Робинзон и Гулливер | страница 51



Толстой всю жизнь размышлял над судьбой Робинзона. Думал он и о собственном произведении, действие которого развертывалось бы «на фоне робинзоновской общины». В записях Толстого стоят рядом имена его задушевного героя Нехлюдова и Робинзона. Робинзон, «русский Робинзон», однажды даже приснился Толстому. Незадолго до смерти Толстой ставит в дневнике: «Робинзон» — и пишет, что обдумывал «самое старое», то есть занят был одним из постоянных предметов своей мысли.

Робинзон, как говорит Толстой, — это «нормальный человек». В частности, сказывается это в том, что ему, по словам Толстого, не «приходилось придумывать себе занятий». Не надо долго разъяснять, насколько автобиографический адрес имеет это замечание в устах Толстого, конечно же занимавшегося постоянным придумыванием занятий себе (помимо литературы). Как глубоко вообще затрагивала Толстого эта проблема, говорит сопоставление Тушина и Пьера в «Войне и мире»: служебно-деловое, а потому естественное положение Тушина и добровольно на себя взятая экспериментально-наблюдательская, в сущности придуманная позиция Пьера. Точно так же Толстой видел разницу, которую, впрочем, в своих попытках «робинзонить» не всегда мог устранить, — разницу между положением Робинзона и многочисленных робинзонов, старавшихся повторить его опыт[28]. Именно опыт, эксперимент!

Разница эта отчетлива в судьбе Дефо-малого: писателя, который творил в традиции «Приключений Робинзона», но только не в тех масштабах. Речь идет, разумеется, о Стивенсоне, создателе «Острова сокровищ». Вот кому удалась литературная игра в море, бури, корабли, пираты и пр.[29] Это квинтэссенция литературности, до совершенства отделанная одна грань наследия Дефо. Более того, это игра живая — без умствования, характерного для позднейших «интеллектуальных игр». Жизненность стивенсоновской позиции объясняется тем, что пусть в пределах детской, библиотеки и кабинета, однако неподдельно, по-своему насыщенно, безо всякой надуманности жил Стивенсон. Потому так заразительны его «игрушечные» книги. Но едва только пытался он выйти за положенные ему пределы, как и на его сочинениях возникала выморочная печать.

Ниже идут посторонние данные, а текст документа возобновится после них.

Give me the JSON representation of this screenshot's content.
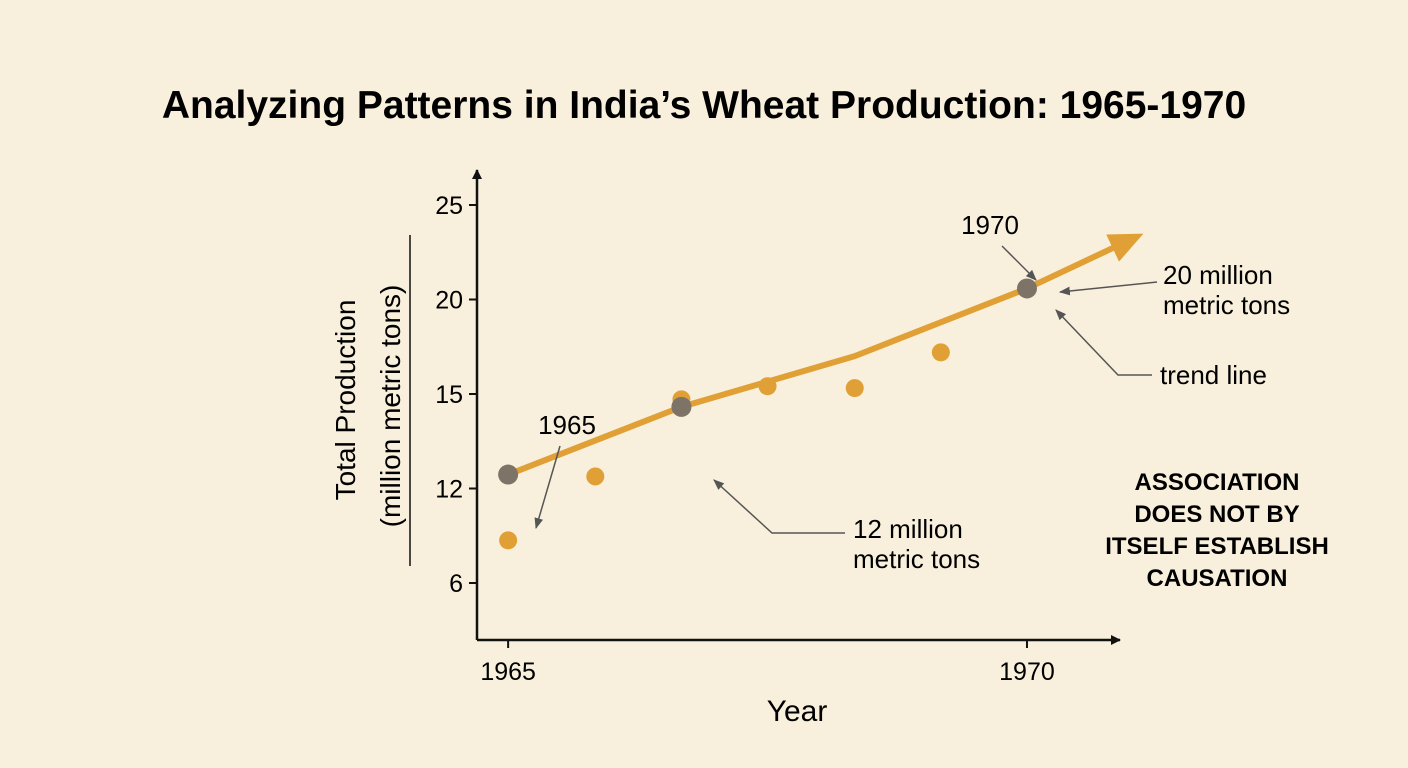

Стивенсон мечтал создать на своей, шотландской, основе характер, который встал бы рядом с Робинзоном. «Я, Дэвид Бальфур, вышел 25 августа 1751 года около двух часов дня» и т. д. — начинает «Катриону» Стивенсон, ступая на тот повествовательный путь, который был некогда открыт строками: «Я родился в 1632 году в городе Йорке…» Но как получить столь же естественное и весомое «я»? Сила Дефо в причастности, в осознанной причастности к истории, в умении видеть момент современный исторически. Естественно, что сила Дефо в его гении, но гению и бывает такое чувство причастности свойственно, меньшая натура не вместит то же чувство. Разве у Стивенсона не было причастности, у него, кто, «издавая клич своего клана, потрясал копьем на пограничной земле»? Добавить надо: «как бы потрясал», — и не потому только следует это добавить, что «потрясал копьем» Стивенсон исключительно в собственном воображении, а потому, что игра воображения в этом случае была слишком условной, придуманной. Она была тем, что сам Стивенсон называл «героической бутафорией». Была у него наследственная гордость, но была также игра в историю, в предков, в «пограничную землю», в то, во что уже играть нельзя так, как можно играть в «приключения» и пиратов. И когда с оглядкой на Дефо и Робинзона Стивенсон старался начать эпически: «Я, Дэвид Бальфур…» или «Мне хочется начать рассказ о моих приключениях…» («Похищенный») получался всего-навсего еще один вариант литературной игры, великолепно Стивенсону удавшейся однажды, но тогда же, в «Острове сокровищ», исчерпанной.